Altro passo della Scrittura in cui si fa riferimento a questo albero è il Cantico dei Cantici, un brano recita: “La tua statura somiglia a una palma e i tuoi seni a grappoli” e sarebbe un richiamo ante litteram alla Vergine Maria. La Legenda Aurea scritta da Jacopo da Varagine prese dal vangelo apocrifo di Matteo l’episodio, caro all’arte cristiana, della specie desertica che, durante la fuga in Egitto, si inchinò perché la Madonna e Giuseppe cogliessero i suoi datteri e fece sgorgare tra le radici una sorgente di acqua fresca. La scena è un modello del paradiso ritrovato e lo zampillo simboleggia la fonte della vita.

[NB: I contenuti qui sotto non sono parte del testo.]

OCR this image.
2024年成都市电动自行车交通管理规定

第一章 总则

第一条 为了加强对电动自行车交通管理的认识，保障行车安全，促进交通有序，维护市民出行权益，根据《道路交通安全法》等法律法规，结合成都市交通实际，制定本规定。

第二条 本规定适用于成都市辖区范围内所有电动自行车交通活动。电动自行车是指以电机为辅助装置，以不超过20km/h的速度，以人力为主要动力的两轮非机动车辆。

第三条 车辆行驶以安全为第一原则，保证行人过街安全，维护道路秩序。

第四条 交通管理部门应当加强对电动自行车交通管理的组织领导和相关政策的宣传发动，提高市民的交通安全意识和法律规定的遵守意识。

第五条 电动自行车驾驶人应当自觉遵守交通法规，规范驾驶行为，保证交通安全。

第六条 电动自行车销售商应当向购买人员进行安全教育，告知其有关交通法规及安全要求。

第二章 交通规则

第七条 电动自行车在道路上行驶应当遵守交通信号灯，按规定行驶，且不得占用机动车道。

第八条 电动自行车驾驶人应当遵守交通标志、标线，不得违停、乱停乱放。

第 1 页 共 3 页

Più conosciuto è, invece, il significato dell’ulivo: la pace portata da Gesù sulla terra. Ma in un senso più profondo rappresenta la riconciliazione tra Dio e l’uomo. Compare sin dalla Genesi: la colomba porta un ramoscello a Noè per comunicargli la fine dell’ira dell’Onnipotente da cui era scaturito il diluvio. E il Signore, infatti, promette di non colpire più la sua creatura prediletta con una piaga così terribile. Questo vegetale è richiamato più volte nell’Antico Testamento come metafora di salvezza e prosperità. Il salmo 128, nell’esaltare “l’uomo che teme il Signore e cammina nelle sue vie”, dice: “la tua sposa è come vite feconda nell’intimità della tua casa, i tuoi figli come virgulti d’olivo intorno alla tua mensa”. Il profeta Osea canta la forza e la bellezza dell’ulivo così: “sarà come rugiada per Israele, esso fiorirà come un giglio e metterà radici come il cedro del Libano, si espanderanno i suoi germogli e avrà la bellezza dell’ulivo e la fragranza del Libano”.

La funzione pacificatrice dell’albero delle olive è però presente anche nel paganesimo. Secondo il mito greco la dea Atena lo donò agli Ateniesi e lo pose nel Partenone per celebrare la sua vittoria sul distruttivo Poseidone. Era anche fatto di olivo il talamo costruito da Ulisse nella sua casa di Itaca, simbolo della serenità domestica. Infine i campioni olimpici, contrariamente a quanto si possa pensare, nell’antica Grecia ricevevano una corona fatta di foglie d’ulivo e non d’alloro, che fu introdotta in epoca romana. Tradizione, quest’ultima, che è stata ripresa nei giochi di Atene del 2004. Non va poi dimenticato che l’olio era un materiale talmente prezioso da essere usato per incoronare i re. Cristo, in greco, significa appunto “colui che è stato unto”. E’ quindi, come la palma, anche emblema della gloria regale del Signore. E anche per questo in alcune regioni italiane in questo giorno i padri di famiglia usano il virgulto per aspergere la tavola delle feste. Pace e martirio sono dunque il messaggio racchiuso nella ricorrenza che i cristiani celebrano oggi. La serenità che il mondo anela mentre in tanti perdono ancora la vita per il proprio credo. Uno schiaffo a chi porterà a casa il ramoscello “perché è tradizione” perdendo il senso della sua vera forza redentrice.